Tuesday, July 8, 2014

What We Deserve

For the most part each person wants more. More stuff. More options. More food. More money. More of MORE.

America has had this sense of more ever since the 1950's when our industrial companies were pushed into overdrive to create more stuff. Mostly from oil, but still more stuff. We explored into the (short) reaches of space. We built more buildings than we ever needed. We filled in a lot of the areas usually called wilderness. (Now we call them "urban sprawl".) We now produce more food than we can adequately eat, though many citizens are trying to disprove that.

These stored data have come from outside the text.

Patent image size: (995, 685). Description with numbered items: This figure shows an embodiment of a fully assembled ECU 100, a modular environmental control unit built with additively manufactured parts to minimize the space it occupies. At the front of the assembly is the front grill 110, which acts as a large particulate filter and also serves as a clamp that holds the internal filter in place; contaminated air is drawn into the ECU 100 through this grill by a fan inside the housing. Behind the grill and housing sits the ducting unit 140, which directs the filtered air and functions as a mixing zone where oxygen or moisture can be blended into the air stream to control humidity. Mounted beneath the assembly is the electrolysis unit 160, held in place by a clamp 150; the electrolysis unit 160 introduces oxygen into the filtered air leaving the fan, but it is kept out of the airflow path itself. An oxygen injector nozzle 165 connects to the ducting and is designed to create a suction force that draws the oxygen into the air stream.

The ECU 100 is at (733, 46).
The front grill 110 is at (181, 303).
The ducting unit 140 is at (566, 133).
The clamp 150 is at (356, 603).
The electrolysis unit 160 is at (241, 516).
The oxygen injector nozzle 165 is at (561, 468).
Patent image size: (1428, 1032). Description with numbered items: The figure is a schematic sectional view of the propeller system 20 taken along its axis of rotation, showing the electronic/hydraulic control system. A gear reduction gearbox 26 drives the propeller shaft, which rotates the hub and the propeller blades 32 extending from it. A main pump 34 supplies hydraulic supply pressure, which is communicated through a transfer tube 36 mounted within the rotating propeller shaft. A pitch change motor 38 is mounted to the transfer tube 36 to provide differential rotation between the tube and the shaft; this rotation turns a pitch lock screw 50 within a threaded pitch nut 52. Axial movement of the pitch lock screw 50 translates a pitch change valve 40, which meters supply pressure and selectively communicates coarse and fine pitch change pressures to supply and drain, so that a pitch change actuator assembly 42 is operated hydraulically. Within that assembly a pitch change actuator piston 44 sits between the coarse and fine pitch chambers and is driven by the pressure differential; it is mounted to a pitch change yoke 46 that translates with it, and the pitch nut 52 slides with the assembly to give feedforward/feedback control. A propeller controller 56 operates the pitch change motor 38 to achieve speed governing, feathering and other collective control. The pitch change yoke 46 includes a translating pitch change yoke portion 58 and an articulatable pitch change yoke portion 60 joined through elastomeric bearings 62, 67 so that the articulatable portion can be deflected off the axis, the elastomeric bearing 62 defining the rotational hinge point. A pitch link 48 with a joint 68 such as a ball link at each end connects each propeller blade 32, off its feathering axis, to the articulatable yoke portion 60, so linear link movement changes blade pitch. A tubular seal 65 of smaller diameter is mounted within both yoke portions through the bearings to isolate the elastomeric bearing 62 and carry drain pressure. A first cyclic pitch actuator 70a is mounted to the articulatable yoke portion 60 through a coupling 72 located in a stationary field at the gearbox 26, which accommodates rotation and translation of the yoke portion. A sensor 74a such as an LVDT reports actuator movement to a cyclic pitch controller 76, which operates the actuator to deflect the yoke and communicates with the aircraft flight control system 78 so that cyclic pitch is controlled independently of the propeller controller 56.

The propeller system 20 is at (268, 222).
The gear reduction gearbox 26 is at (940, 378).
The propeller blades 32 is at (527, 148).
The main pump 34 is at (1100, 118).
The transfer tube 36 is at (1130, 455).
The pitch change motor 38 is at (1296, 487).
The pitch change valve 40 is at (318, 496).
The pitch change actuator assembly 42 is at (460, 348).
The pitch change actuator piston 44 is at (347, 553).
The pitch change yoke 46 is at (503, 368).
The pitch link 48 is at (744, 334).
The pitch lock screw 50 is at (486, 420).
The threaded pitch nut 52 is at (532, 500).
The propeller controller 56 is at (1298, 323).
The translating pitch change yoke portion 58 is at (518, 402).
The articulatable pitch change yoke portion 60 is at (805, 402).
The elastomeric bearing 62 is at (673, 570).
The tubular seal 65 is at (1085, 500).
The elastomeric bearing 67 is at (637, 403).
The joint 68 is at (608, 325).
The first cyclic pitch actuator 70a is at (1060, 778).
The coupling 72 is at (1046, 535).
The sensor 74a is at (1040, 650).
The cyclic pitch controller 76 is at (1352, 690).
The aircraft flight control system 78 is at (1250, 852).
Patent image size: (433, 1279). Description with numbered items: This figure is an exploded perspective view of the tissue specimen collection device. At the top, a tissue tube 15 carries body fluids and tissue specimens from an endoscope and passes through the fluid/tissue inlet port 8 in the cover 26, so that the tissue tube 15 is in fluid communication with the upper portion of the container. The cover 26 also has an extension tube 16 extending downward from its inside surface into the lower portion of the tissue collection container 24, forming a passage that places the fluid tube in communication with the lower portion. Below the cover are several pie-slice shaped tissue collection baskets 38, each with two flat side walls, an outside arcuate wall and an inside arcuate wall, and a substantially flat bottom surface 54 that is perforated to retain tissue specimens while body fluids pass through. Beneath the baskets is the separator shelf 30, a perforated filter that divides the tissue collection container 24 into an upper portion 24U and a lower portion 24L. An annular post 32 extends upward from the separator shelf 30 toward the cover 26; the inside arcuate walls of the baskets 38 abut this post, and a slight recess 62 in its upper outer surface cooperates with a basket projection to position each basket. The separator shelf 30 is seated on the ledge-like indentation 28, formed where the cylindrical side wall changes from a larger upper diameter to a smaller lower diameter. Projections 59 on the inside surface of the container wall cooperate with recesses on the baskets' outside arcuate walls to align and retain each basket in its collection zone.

And yet we seem to have lost a sense of self, that inner emotion that swells one's self with elation. Maybe somewhere in our thoughts we think, or know, that we are not what we want to be. To partly explain what I mean, lets take reality shows as an example. On one end we watch rich people party, do their make-up, argue passionately, argue angrily, and get into fights over the most little things. With consumerism there is a sense that having money is supposed to elevate you above the problems that plague you. Now we are shown that those problems will never leave you, that money will only change you into something worse.

Then the other end shows people without much money doing crazy stunts, pranks, and other activities some would call infantile. These reality shows are driving home the point that the lives of the underprivileged are too slow or not satisfying enough, that crazy stunts are the only solution to their lives.

Note this is what I'm getting from these shows. But here is what I want to ask from this activity: where is the good from being underprivileged or from being wealthy? I'm not sure I'm seeing the "poor" being portrayed well or accurately. And I'm sure there are wealthy people out there who are working hard and using their free time for more austere activities.

Where are our hopes and dreams in these shows? Where are those poor who think about getting themselves out of the poverty they are in? Where are the rich who think about the country's future and not just about their bottom line? Where are the shows that focus on these people who actually think about the future?

Where are they? These people might be drowned out by the media blitz that reality TV drowns out daily. There might actually be shows about how to change the future for everyone but I have yet to see a commercial for this type of show.

I want every American to feel that the future is going to be awesome, but we as a society have to stop looking at each other's faults and look to the good in every single person.